Dr. Girdler added, “These types of programs underscore that our faculty are not just workers; they have lived experiences outside the workplace that can impact their productivity. Being able to acknowledge and support our faculty during transient times when their family caregiving demands are high is absolutely critical if we are to recruit and retain diverse physician scientists”.
The funds from this COVID-19 research supplement will go directly to supporting the on-going clinical research of eligible physician scientists, such as hiring a research assistant, to provide a buffer against the impact of the pandemic on the scientists’ productivity.
Building on the promising outcomes of a similar program launched by the Doris Duke Charitable Foundation in 2015, these new awards provide vital support to allow hundreds of contributors to scientific discovery keep their important work on track while directly tending to the needs of their families.

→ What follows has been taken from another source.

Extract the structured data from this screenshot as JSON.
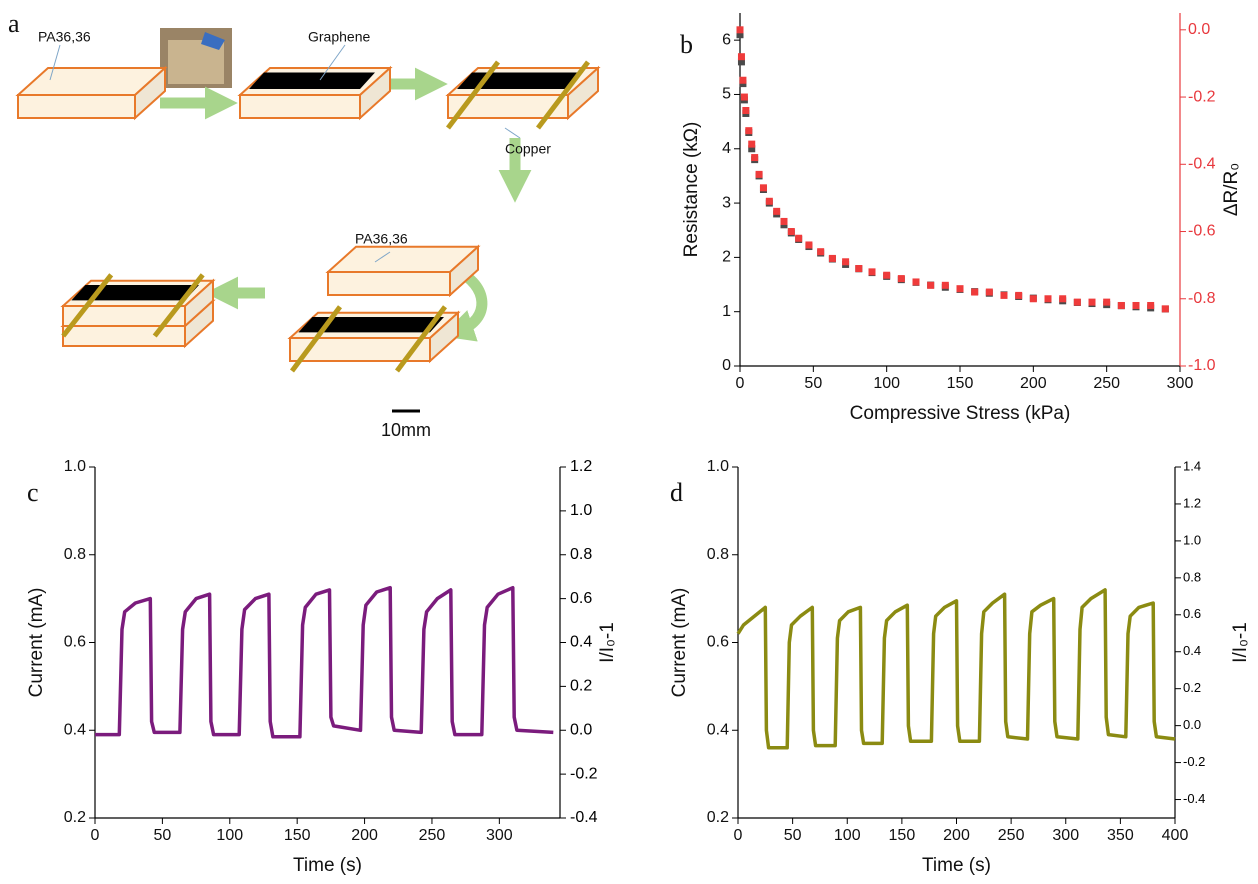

Across the entire workforce, the pandemic has exacerbated the caregiving demands too often borne disproportionately by women and people of color. The sciences have been especially hard hit, putting decades of gains in greater representation of women in the early ranks of these fields at risk. As documented in a report by the National Academies of Science, Engineering and Medicine earlier this year, “COVID-19 has negatively affected the productivity, boundary setting and boundary control, networking and community building, and mental well-being of women in academic STEMM (Science, Technology, Engineering, Math and Medicine)”.